Затем Фицдуэйн увидел, как ручка двери из раздевалки в коридор стала медленно поворачиваться.
– Бутс! – воззвал Фицдуэйн. – Иди сюда сейчас же!
Ответом ему была тишина. Фицдуэйн почувствовал, как по спине его пробежал холодок. Недоверие все еще боролось в нем с тем, что подсказывали ему обострившиеся чувства, и Фицдуэйн вдруг осознал, что опасность, которую он давно предвидел, но в которую никогда не верил всерьез, в любой момент может превратиться в реальность.

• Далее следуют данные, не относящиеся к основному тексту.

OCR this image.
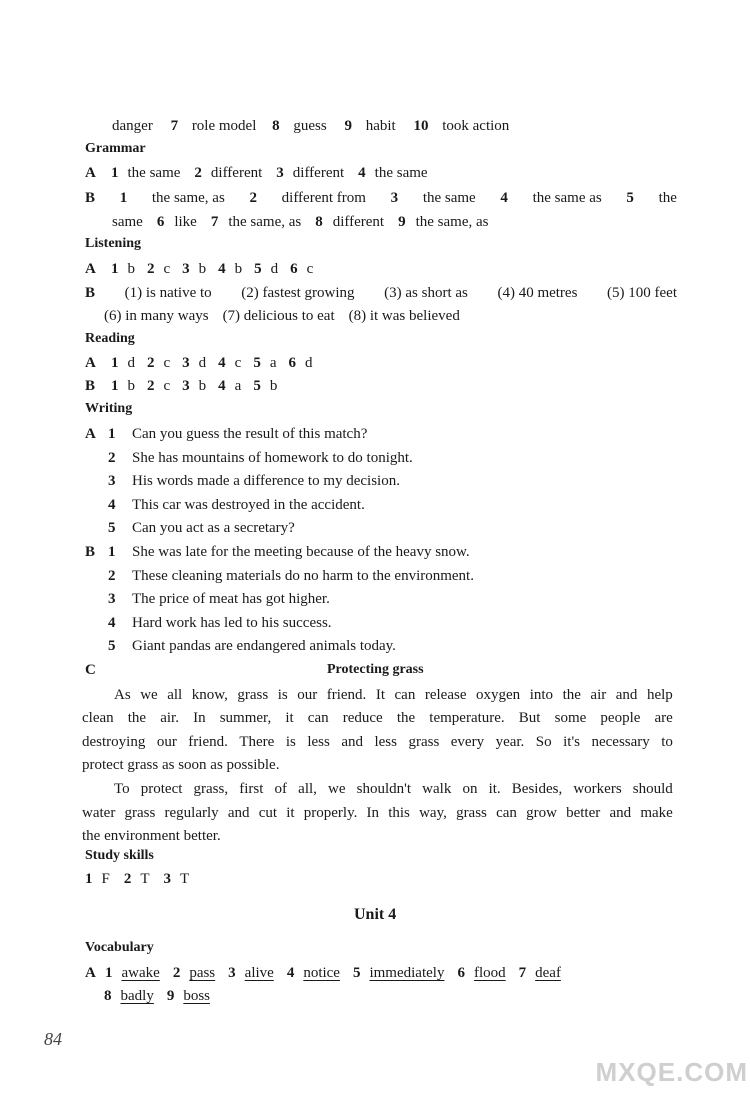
danger 7 role model 8 guess 9 habit 10 took action
Grammar
A 1 the same 2 different 3 different 4 the same
B 1 the same, as 2 different from 3 the same 4 the same as 5 the
same 6 like 7 the same, as 8 different 9 the same, as
Listening
A 1 b 2 c 3 b 4 b 5 d 6 c
B (1) is native to (2) fastest growing (3) as short as (4) 40 metres (5) 100 feet
(6) in many ways (7) delicious to eat (8) it was believed
Reading
A 1 d 2 c 3 d 4 c 5 a 6 d
B 1 b 2 c 3 b 4 a 5 b
Writing
A 1 Can you guess the result of this match?
2 She has mountains of homework to do tonight.
3 His words made a difference to my decision.
4 This car was destroyed in the accident.
5 Can you act as a secretary?
B 1 She was late for the meeting because of the heavy snow.
2 These cleaning materials do no harm to the environment.
3 The price of meat has got higher.
4 Hard work has led to his success.
5 Giant pandas are endangered animals today.
C	Protecting grass
As we all know, grass is our friend. It can release oxygen into the air and help
clean the air. In summer, it can reduce the temperature. But some people are
destroying our friend. There is less and less grass every year. So it's necessary to
protect grass as soon as possible.
To protect grass, first of all, we shouldn't walk on it. Besides, workers should
water grass regularly and cut it properly. In this way, grass can grow better and make
the environment better.
Study skills
1 F 2 T 3 T
Unit 4
Vocabulary
A 1 awake 2 pass 3 alive 4 notice 5 immediately 6 flood 7 deaf
8 badly 9 boss
84
MXQE.COM
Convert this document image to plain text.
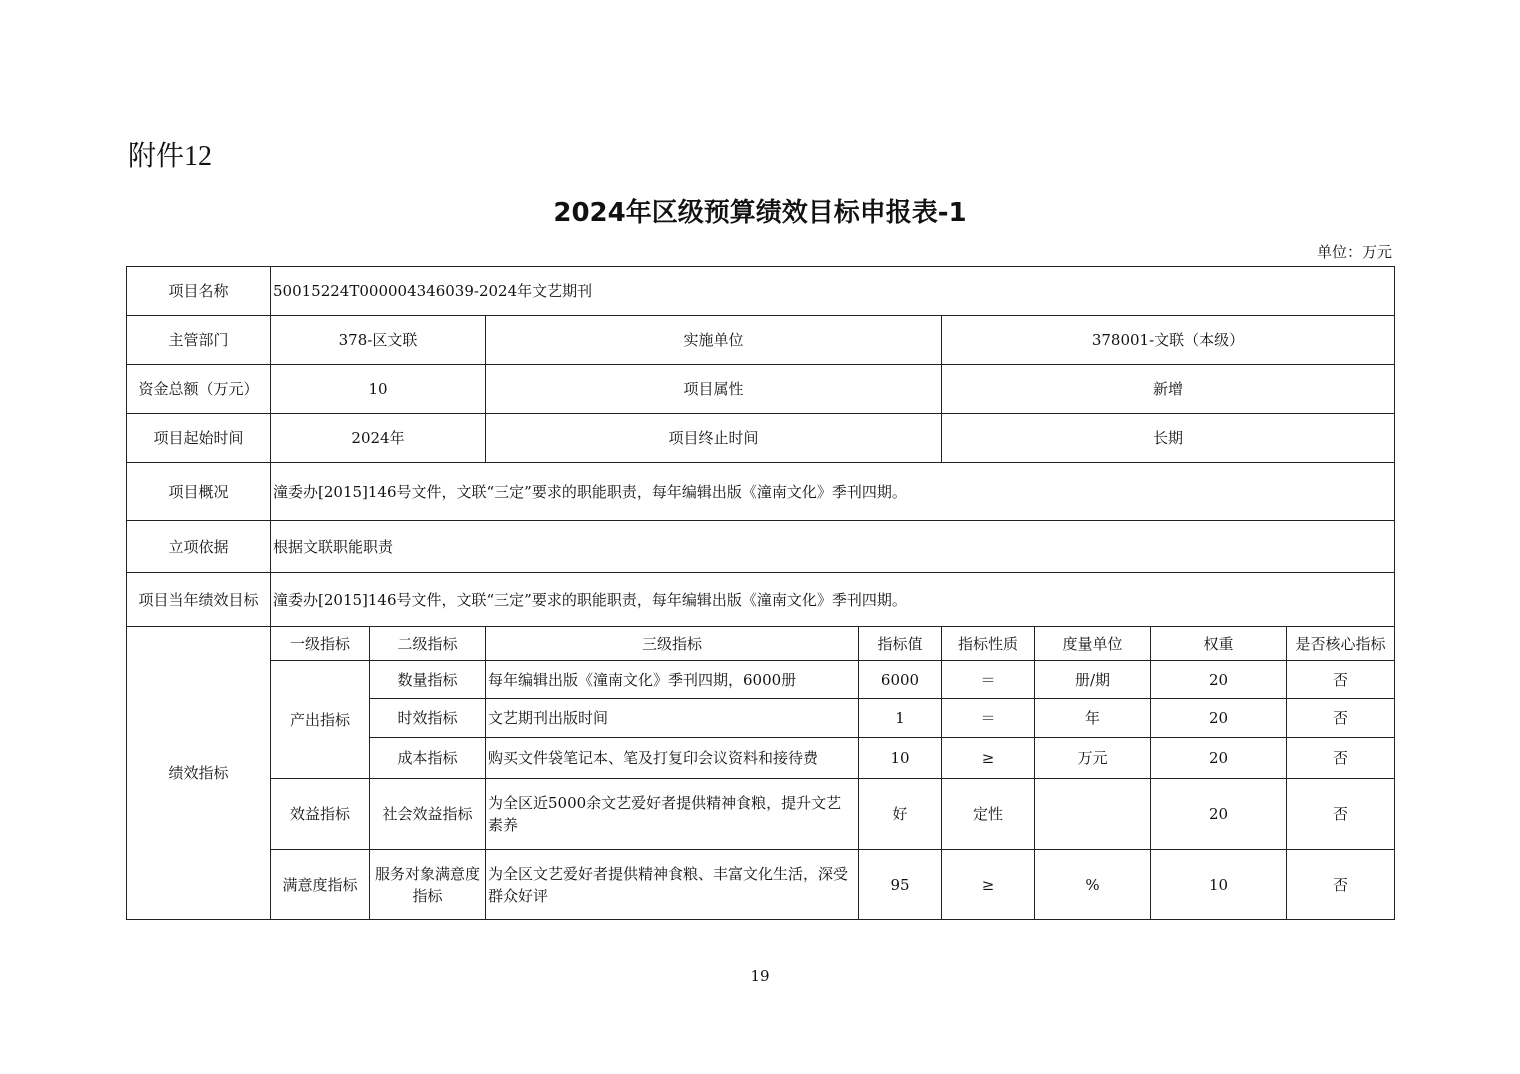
附件12
2024年区级预算绩效目标申报表-1
单位：万元
项目名称	50015224T000004346039-2024年文艺期刊							
主管部门	378-区文联		实施单位		378001-文联（本级）			
资金总额（万元）	10		项目属性		新增			
项目起始时间	2024年		项目终止时间		长期			
项目概况	潼委办[2015]146号文件，文联“三定”要求的职能职责，每年编辑出版《潼南文化》季刊四期。							
立项依据	根据文联职能职责							
项目当年绩效目标	潼委办[2015]146号文件，文联“三定”要求的职能职责，每年编辑出版《潼南文化》季刊四期。							
绩效指标	一级指标	二级指标	三级指标	指标值	指标性质	度量单位	权重	是否核心指标
	产出指标	数量指标	每年编辑出版《潼南文化》季刊四期，6000册	6000	＝	册/期	20	否
		时效指标	文艺期刊出版时间	1	＝	年	20	否
		成本指标	购买文件袋笔记本、笔及打复印会议资料和接待费	10	≥	万元	20	否
	效益指标	社会效益指标	为全区近5000余文艺爱好者提供精神食粮，提升文艺素养	好	定性		20	否
	满意度指标	服务对象满意度指标	为全区文艺爱好者提供精神食粮、丰富文化生活，深受群众好评	95	≥	%	10	否
19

Он бесшумно отступил в ванную, снял с полки пистолет, вынул его из кобуры и снял с предохранителя. Патрон уже был в патроннике.
Пока руки его привычно манипулировали с оружием, разум Фицдуэйна быстро перебирал все возможные варианты. Окна в ванной комнате и в раздевалке были забраны двойными стеклами в алюминиевых рамах – примета двадцатого столетия, – но сами оконные проемы были задуманы зодчими-норманнами как бойницы. Фицдуэйн со своими шестью футами роста не смог бы ни влезть внутрь, ни, что было важнее, вылезти наружу.
Ручка двери в раздевалку снова медленно повернулась, а потом со щелчком вернулась в прежнее положение, словно кто-то внезапно ее отпустил.
Фицдуэйн не размышлял, он действовал, повинуясь рефлексам. Опасность, возможно грозившая маленькому человечку, которого он любил больше всех на свете, заставила его позабыть о себе. Он рывком распахнул дверь и, держа пистолет обеими руками, описал им плавную дугу, охватывающую весь коридор, готовый в любой момент спустить курок.
В коридоре никого не было.
Что– то заставило Фицдуэйна опустить глаза. Перед ним стоял самый грязный маленький мальчик, какого он когда-либо встречал. С одежды его текли на пол мутные струйки. Если бы не поза малыша и не чрезвычайно знакомые красные сапоги, Фицдуэйн вряд ли узнал бы в нем родного сына.
– Ну папа же! – с негодованием воскликнул мальчуган. Фицдуэйн почувствовал, как от слабости и облегчения у него подгибаются колени. Поставив пистолет на предохранитель, он строго посмотрел на малыша.
– Мы разве знакомы? – строго спросил он.
– Папочка! – выкрикнул мальчуган. – Я же Питер Фисц… Пистц…
Он замолчал, и на грязной мордашке появилось сосредоточенное выражение. Малыш еще не научился правильно выговаривать свою непростую фамилию. Внезапно он просиял.
– Я – Бутс! – крикнул он. – Бутс! Бутс! Бутс!
Фицдуэйн подхватил его на руки и крепко поцеловал. Грязные ручонки обхватили его за шею. Так уж сложилось, что Фицдуэйн никогда не отождествлял ирландскую глину с абсолютным счастьем, однако в эти мгновения он был так счастлив и доволен, как только может быть доволен человек.